Your teens and tweens engage in a lot more risky behavior online than you think, according to a new survey by the online security firm McAfee.
McAfee’s 2013 “Digital Deception: Exploring the Online Disconnect between Parents and Kids” examined the behavior of tweens, teens and college-age kids and contrasted that with what their parents knew about kids’ online experiences.
The sad answer is not much.
• 88 percent of tweens and teens said their parents trust them to be safe online, but most acknowledged abusing that trust by posting intimate details about themselves (including phone numbers, email addresses, the name of their schools and home addresses). Risky behavior starts in the tween years but picks up significantly as kids get older, McAfee found.
•Kids often seek online information about topics they hesitate to talk to parents about. Close to 70 percent of those 18 to 24 have looked up information about sex, sexually transmitted diseases and pregnancy. About 30 percent of teens and young adults sought out information on depression, but only 6 percent of their parents were aware of it. A quarter looked up information on drugs without their parents’ knowledge. About 15 percent of kids looked up information about suicide or eating disorders, but less than three percent of their parents knew.
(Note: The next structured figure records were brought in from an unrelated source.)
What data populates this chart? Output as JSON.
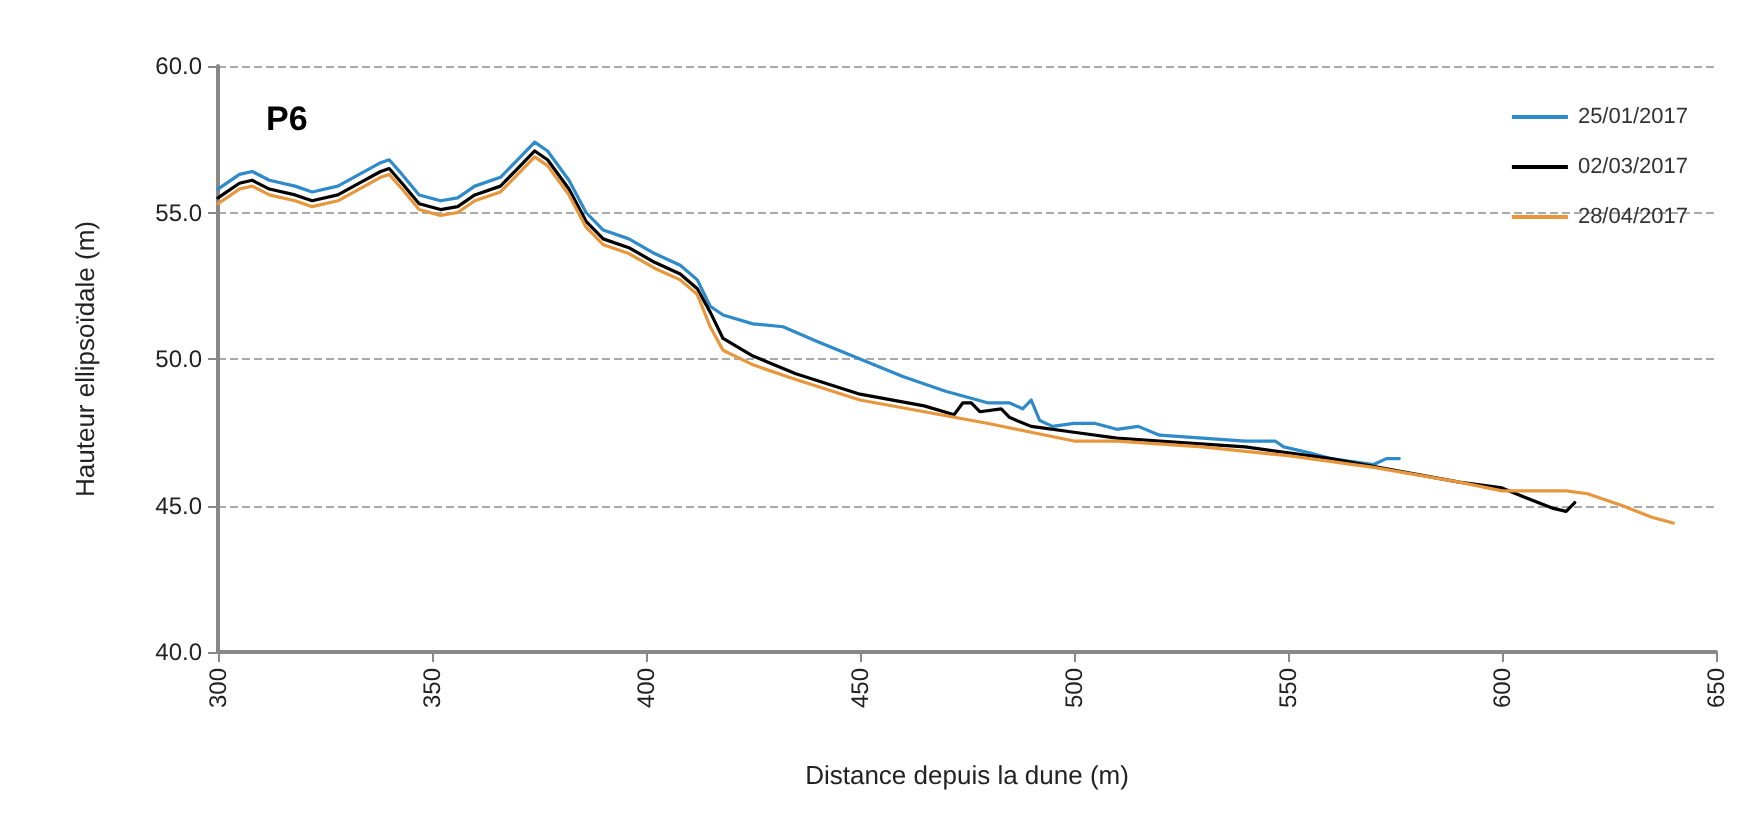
{
  "chart_data": {
    "type": "line",
    "title": "P6",
    "xlabel": "Distance depuis la dune (m)",
    "ylabel": "Hauteur ellipsoïdale (m)",
    "xlim": [
      300,
      650
    ],
    "xticks": [
      300,
      350,
      400,
      450,
      500,
      550,
      600,
      650
    ],
    "ylim": [
      40,
      60
    ],
    "yticks": [
      {
        "value": 40,
        "label": "40.0"
      },
      {
        "value": 45,
        "label": "45.0"
      },
      {
        "value": 50,
        "label": "50.0"
      },
      {
        "value": 55,
        "label": "55.0"
      },
      {
        "value": 60,
        "label": "60.0"
      }
    ],
    "grid": "y",
    "legend": "top right",
    "marker": "none",
    "line_style": "solid",
    "series": [
      {
        "name": "25/01/2017",
        "color": "#2e8ac8",
        "x": [
          300,
          305,
          308,
          312,
          318,
          322,
          328,
          333,
          338,
          340,
          343,
          347,
          352,
          356,
          360,
          366,
          370,
          374,
          377,
          382,
          386,
          390,
          396,
          402,
          408,
          412,
          415,
          418,
          425,
          432,
          440,
          450,
          460,
          470,
          480,
          485,
          488,
          490,
          492,
          495,
          500,
          505,
          510,
          515,
          520,
          530,
          540,
          547,
          549,
          555,
          560,
          570,
          573,
          576
        ],
        "values": [
          55.8,
          56.3,
          56.4,
          56.1,
          55.9,
          55.7,
          55.9,
          56.3,
          56.7,
          56.8,
          56.3,
          55.6,
          55.4,
          55.5,
          55.9,
          56.2,
          56.8,
          57.4,
          57.1,
          56.1,
          55.0,
          54.4,
          54.1,
          53.6,
          53.2,
          52.7,
          51.8,
          51.5,
          51.2,
          51.1,
          50.6,
          50.0,
          49.4,
          48.9,
          48.5,
          48.5,
          48.3,
          48.6,
          47.9,
          47.7,
          47.8,
          47.8,
          47.6,
          47.7,
          47.4,
          47.3,
          47.2,
          47.2,
          47.0,
          46.8,
          46.6,
          46.4,
          46.6,
          46.6
        ]
      },
      {
        "name": "02/03/2017",
        "color": "#000000",
        "x": [
          300,
          305,
          308,
          312,
          318,
          322,
          328,
          333,
          338,
          340,
          343,
          347,
          352,
          356,
          360,
          366,
          370,
          374,
          377,
          382,
          386,
          390,
          396,
          402,
          408,
          412,
          415,
          418,
          425,
          435,
          450,
          465,
          472,
          474,
          476,
          478,
          483,
          485,
          490,
          500,
          510,
          520,
          540,
          560,
          575,
          590,
          600,
          605,
          612,
          615,
          617
        ],
        "values": [
          55.5,
          56.0,
          56.1,
          55.8,
          55.6,
          55.4,
          55.6,
          56.0,
          56.4,
          56.5,
          56.0,
          55.3,
          55.1,
          55.2,
          55.6,
          55.9,
          56.5,
          57.1,
          56.8,
          55.8,
          54.7,
          54.1,
          53.8,
          53.3,
          52.9,
          52.4,
          51.6,
          50.7,
          50.1,
          49.5,
          48.8,
          48.4,
          48.1,
          48.5,
          48.5,
          48.2,
          48.3,
          48.0,
          47.7,
          47.5,
          47.3,
          47.2,
          47.0,
          46.6,
          46.2,
          45.8,
          45.6,
          45.3,
          44.9,
          44.8,
          45.1
        ]
      },
      {
        "name": "28/04/2017",
        "color": "#e8963c",
        "x": [
          300,
          305,
          308,
          312,
          318,
          322,
          328,
          333,
          338,
          340,
          343,
          347,
          352,
          356,
          360,
          366,
          370,
          374,
          377,
          382,
          386,
          390,
          396,
          402,
          408,
          412,
          415,
          418,
          425,
          435,
          450,
          465,
          480,
          490,
          500,
          510,
          530,
          550,
          570,
          590,
          600,
          610,
          615,
          620,
          628,
          635,
          640
        ],
        "values": [
          55.3,
          55.8,
          55.9,
          55.6,
          55.4,
          55.2,
          55.4,
          55.8,
          56.2,
          56.3,
          55.8,
          55.1,
          54.9,
          55.0,
          55.4,
          55.7,
          56.3,
          56.9,
          56.6,
          55.6,
          54.5,
          53.9,
          53.6,
          53.1,
          52.7,
          52.2,
          51.1,
          50.3,
          49.8,
          49.3,
          48.6,
          48.2,
          47.8,
          47.5,
          47.2,
          47.2,
          47.0,
          46.7,
          46.3,
          45.8,
          45.5,
          45.5,
          45.5,
          45.4,
          45.0,
          44.6,
          44.4
        ]
      }
    ]
  }
}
• Nearly half of kids said they’d seen sexual content online that disturbed them or made them feel uncomfortable, but less than 20 percent of parents knew about it. Almost 40 percent of kids intentionally looked up simulated or real-life violence online and almost a quarter sought out sex or pornography sites. About 10 percent had shared intimate photos or videos of themselves.
• A quarter of the young people surveyed said they’d witnessed cruel behavior online, mostly on Facebook. Nearly 13 percent said they’d been victims of cruelty online. In either case, parents rarely knew.
Most parents feel overwhelmed by technological hurdles, ignorance their tech-savvy kids use to their own advantage, McAfee found in online interviews with parents and teens conducted in the first two weeks of April.
Most tweens, teens and young adults said they hid their online activities from parents. Kids cleared browser histories, hid or deleted videos, or created email or social media accounts their parents know nothing about. About 11 percent of tweens and 17 percent of teens had downloaded and used a different browser than their parents to cover their tracks.
No wonder so many parents reported feeling outflanked.
More than 70 percent of parents surveyed said they don’t have the time or energy to keep up with their kids’ online activities. Nor do they know how to monitor them.
Parents of tweens were the most likely to say they feel so overwhelmed by technology that they just hope for the best when their kids are online.
McAfee’s advice? Buck up.
Parents should try to monitor kids’ activities to keep them safe.
But because kids are adept at learning how to bypass controls, parents need also must engage in regular, ongoing conversations with kids about online safety and the consequences of risky behavior, McAfee said.
Start talking when kids are tweens, the security firm said, and step up conversations as kids move into their teen years, when they’re most likely to engage in risky and deceptive behavior.
Although McAfee doesn’t say so, parents also can leverage kids’ love of technology to find a fitting consequence for risky behavior.
Close to 87 percent of kids check their social media accounts daily.
Take away their technology for a while and, chances are, they’ll pay attention.